Respondents, however, failed to submit like evidence relative to Water District No. 4. Respondents did not submit a copy of any letter indicating that certified copies of the resolution adopting this water district were sent to the County Clerk (see Town Law § 209-g [1]) or proof that this resolution was actually recorded. In the absence of proof demonstrating that this resolution was recorded thus triggering the 30-day statute of limitations period prescribed by Town Law § 209-g (2), the proceeding should not have been dismissed as untimely with respect to the Yankowskis or Volpe (see Town Law § 209-g [2]). The proceeding is therefore remitted to Supreme Court for consideration of the merits of these petitioners’ claims.

Finally, we find that Supreme Court correctly found that all relevant statutory requirements of posting and publication were complied with by respondents (see Town Law § 209-d [1]), we reject any notion that actual notice of the public hearing was required (see Matter of Segal v Town of Thompson, 182 AD2d 1043, 1044-1045 [1992]) and we are further unpersuaded that the answer should have been stricken as a sanction for dilatory conduct.

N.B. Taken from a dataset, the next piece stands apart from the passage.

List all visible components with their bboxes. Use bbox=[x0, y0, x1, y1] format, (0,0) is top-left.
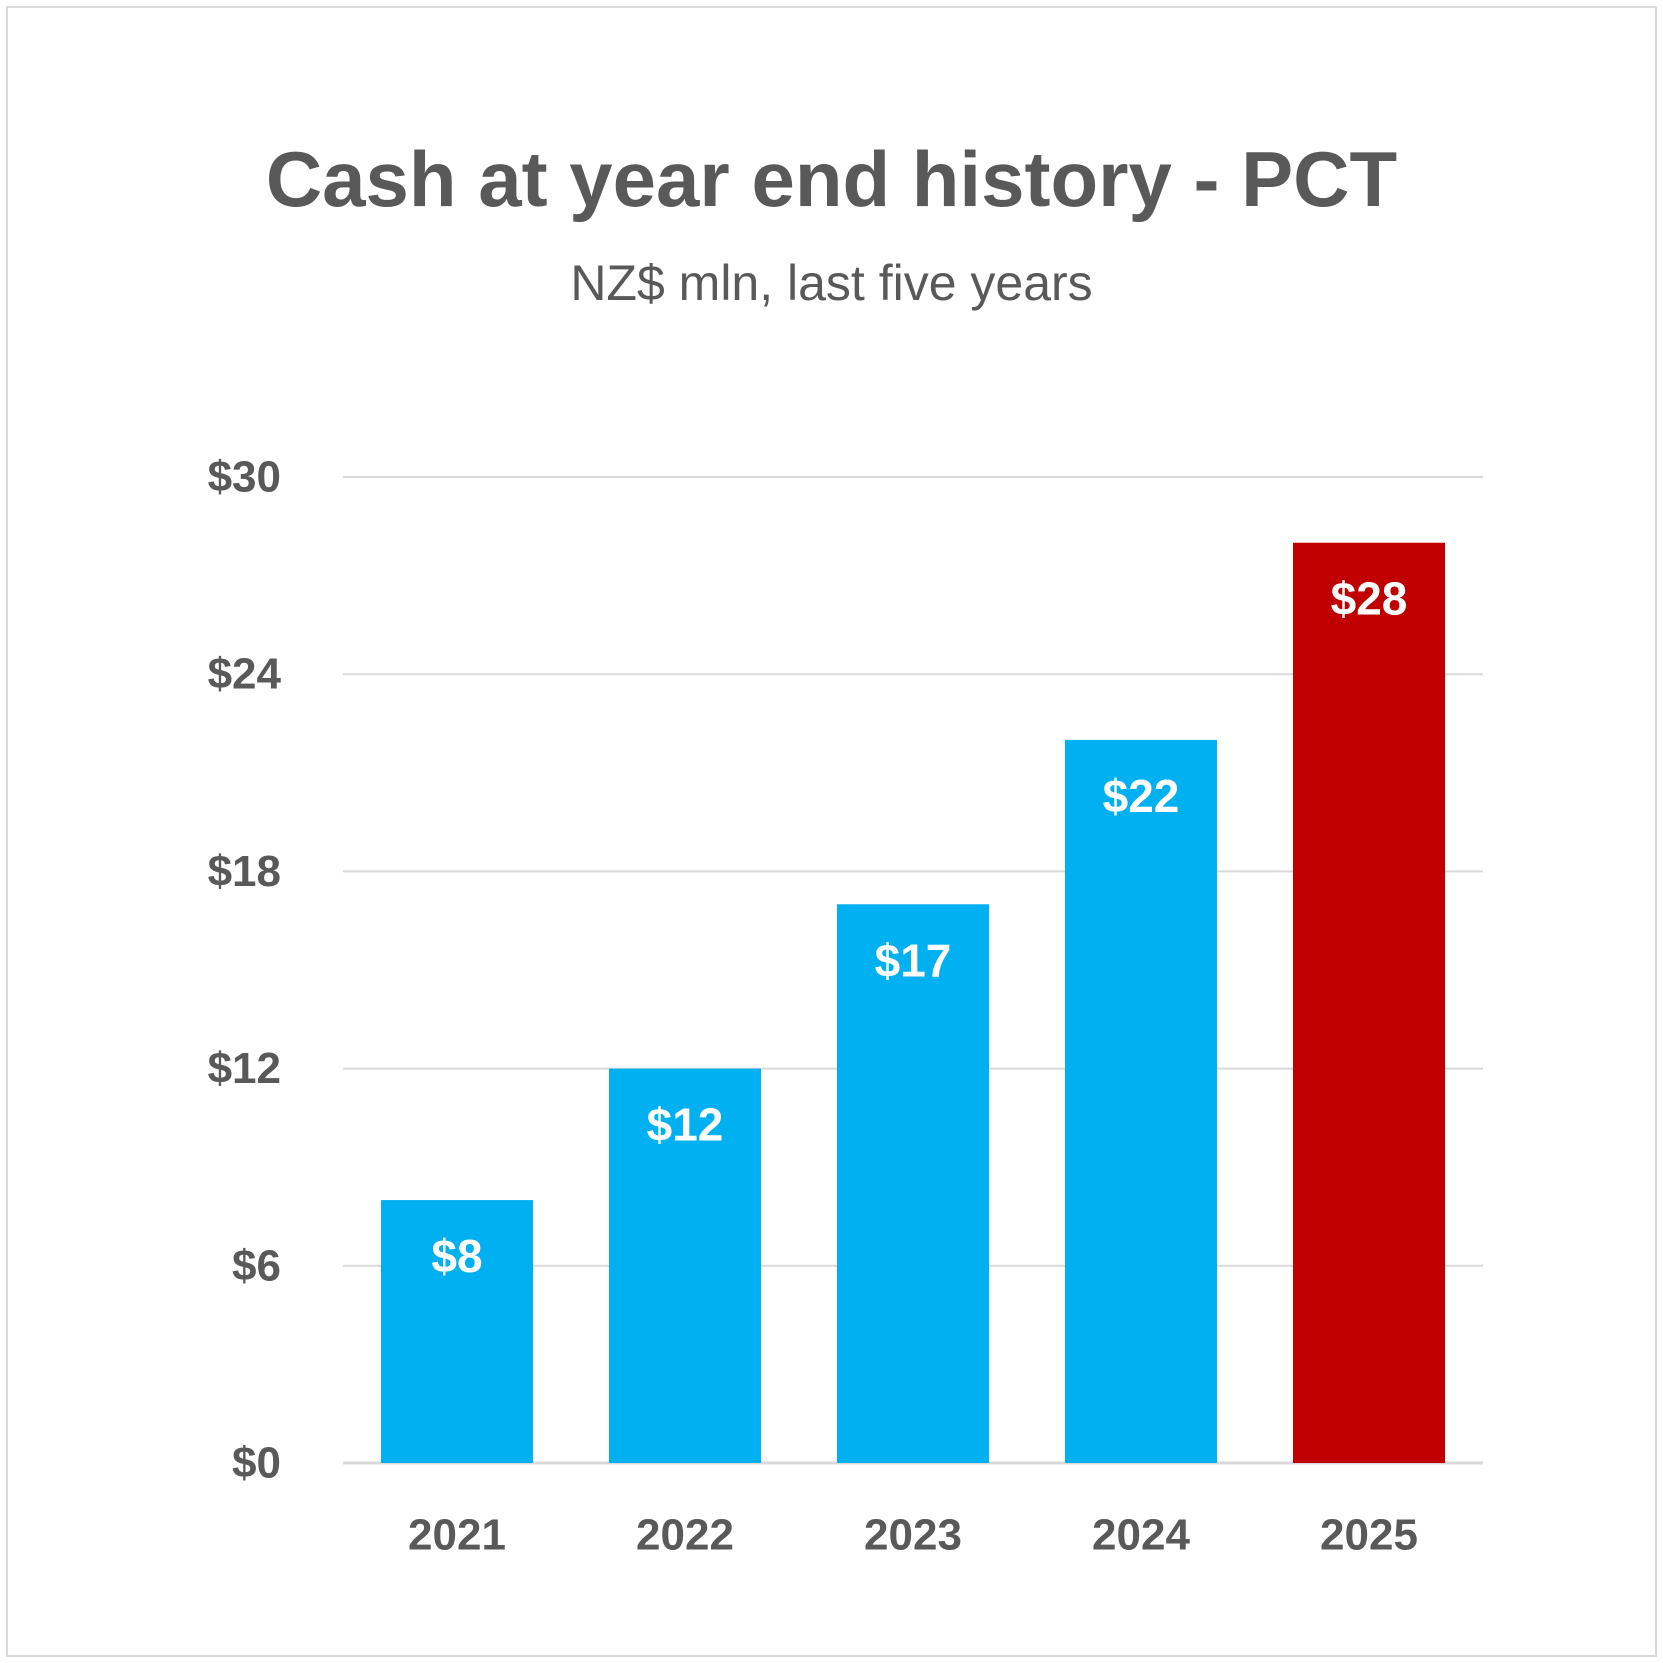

Cardona, P.J., Peters, Spain and Rose, JJ., concur. Ordered that the judgment is modified, on the law, without costs, by reversing so much thereof as dismissed the proceeding by petitioners Walter Yankowski, Cathy Yankowski, John Volpe and Paula Volpe as untimely; matter remitted to the Supreme Court for further proceedings not inconsistent with this Court’s decision; and, as so modified, affirmed. Ordered that the appeal from the order is dismissed, without costs. 
      
       While petitioners submitted proof in support of their motion to reargue which conclusively established that the resolution creating Water District No. 4 was in fact never recorded, the denial of a motion to reargue is not appeal-able (see Matter of King v Town Council of Coxsackie, 35 AD3d 1120 [2006]; Matter of Hargett v Town of Ticonderoga, 25 AD3d 981, 981 n [2006]) and, therefore, this evidence is not properly before us (see Matter of McKelvey v White, 184 AD2d 834, 835 [1992]; see generally Collazo v Catholic Med. Ctr. of Brooklyn & Queens, 158 AD2d 573, 574 [1990]; Frank & North v Metnick, 157 AD2d 616 [1990], lv denied 76 NY2d 701 [1990]).